CARDEAL PATRIARCA DESAFIA

A UMA CULTURA DA VIDA

 

O Cardeal-Patriarca de Lisboa referiu-se na sua V Catequese Quaresmal, no passado domingo 2 de Abril, a várias questões que suscitam perplexidade na cultura da vida, sublinhando que a Igreja Católica é sempre a favor da defesa da vida, em qualquer circunstância.

 

«O cristianismo, no seu diálogo com a cultura, só pode propor uma cultura da vida, que leve ao respeito pela dignidade de cada ser humano e desabroche numa civilização do amor».

Para D. José Policarpo, são sobretudo o início e o fim da vida humana que geram, hoje, «as principais perplexidades culturais e legais». E deixa uma série de interrogações: «Em que momento se inicia a vida humana e o ser humano começa a ser sujeito de direitos, entre os quais o de ser protegido pela sociedade e pelo Estado? Pode o Estado legalizar o suicídio voluntário nos momentos terminais? Quais são os limites que a ética impõe à ciência na sua capacidade de intervir no código genético, ou de gerar a vida humana em laboratório?».

Na Catequese Quaresmal deste domingo, D. José Policarpo negou ainda qualquer «justificação legal e moral» para a chamada «guerra preventiva», lembrando que não se pode aceitar «o sacrifício de vítimas inocentes em operações militares utilizadas como caminho para resolver problemas políticos».

«Têm os Estados, em alguma circunstância, direitos sobre a vida de outrem? A guerra preventiva poderá, alguma vez, ter justificação legal e moral? Poder-se-á aceitar ligeiramente o sacrifício de vítimas inocentes em operações militares usadas como caminho para resolver problemas políticos?».

Inspirada no episódio bíblico do assassinato de Abel por seu irmão Caim, o Patriarca de Lisboa começou por abordar «essa dialéctica dramática» da história humana, em que a convivência entre os homens tanto se exprime na fraternidade, como cai na violência assassina. E realça, à luz do mesmo texto bíblico, que «cada homem é responsável pela vida do seu semelhante», e que a vida se descobre à medida que se convive e se ajuda os outros a viver.

O «Não matarás!» do Decálogo supõe, no seu entendimento positivo, «a compreensão, o respeito e o serviço da vida», que D. José Policarpo vê como «um problema perene na constituição e evolução das culturas», em que se registaram, através dos séculos, «progressos e retrocessos». Porque é dom e é projecto, que desafia a liberdade humana, a vida, nos seus parâmetros culturais e religiosos, tem direito a ser defendida e a dispor «de todas as expressões que permitam ao ser humano» desenvolvê-la.
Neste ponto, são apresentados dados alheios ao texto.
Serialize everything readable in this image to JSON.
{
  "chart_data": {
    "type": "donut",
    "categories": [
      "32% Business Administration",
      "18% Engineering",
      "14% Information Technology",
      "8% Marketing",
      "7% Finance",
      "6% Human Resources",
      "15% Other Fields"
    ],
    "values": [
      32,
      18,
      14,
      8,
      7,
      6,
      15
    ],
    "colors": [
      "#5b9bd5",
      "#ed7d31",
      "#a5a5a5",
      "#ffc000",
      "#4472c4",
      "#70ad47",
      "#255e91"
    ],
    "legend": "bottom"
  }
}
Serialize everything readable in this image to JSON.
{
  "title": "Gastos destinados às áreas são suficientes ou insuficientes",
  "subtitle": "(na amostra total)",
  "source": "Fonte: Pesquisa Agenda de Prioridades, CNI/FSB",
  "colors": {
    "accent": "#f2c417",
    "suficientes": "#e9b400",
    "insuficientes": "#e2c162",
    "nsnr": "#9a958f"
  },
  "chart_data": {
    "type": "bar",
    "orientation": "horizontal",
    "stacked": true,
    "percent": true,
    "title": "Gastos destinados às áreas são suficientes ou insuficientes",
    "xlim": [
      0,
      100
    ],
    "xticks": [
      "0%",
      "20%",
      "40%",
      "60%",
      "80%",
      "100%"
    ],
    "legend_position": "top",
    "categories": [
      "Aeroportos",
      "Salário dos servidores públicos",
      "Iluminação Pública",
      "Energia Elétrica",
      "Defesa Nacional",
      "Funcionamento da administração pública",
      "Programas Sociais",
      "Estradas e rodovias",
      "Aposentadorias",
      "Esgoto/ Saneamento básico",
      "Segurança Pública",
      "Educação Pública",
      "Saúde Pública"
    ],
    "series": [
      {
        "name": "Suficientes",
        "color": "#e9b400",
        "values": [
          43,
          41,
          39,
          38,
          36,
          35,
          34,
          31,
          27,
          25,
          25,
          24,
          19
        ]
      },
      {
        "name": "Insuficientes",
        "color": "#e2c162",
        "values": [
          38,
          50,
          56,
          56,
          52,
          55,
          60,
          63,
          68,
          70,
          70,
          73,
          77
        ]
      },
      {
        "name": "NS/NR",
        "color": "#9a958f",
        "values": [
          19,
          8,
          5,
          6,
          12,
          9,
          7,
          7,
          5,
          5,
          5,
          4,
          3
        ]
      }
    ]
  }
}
Em conclusão, o Patriarca de Lisboa refere que «a luta em favor da vida foi, desde sempre, um combate moral, o verdadeiro confronto entre o bem e o mal».

«Desde o início, neste combate pela vida, houve momentos altos em que sobressai a grandeza do amor, dos que dão a sua vida para que os outros vivam, e momentos dramáticos em que os homens se matam uns aos outros. E o combate não terminou».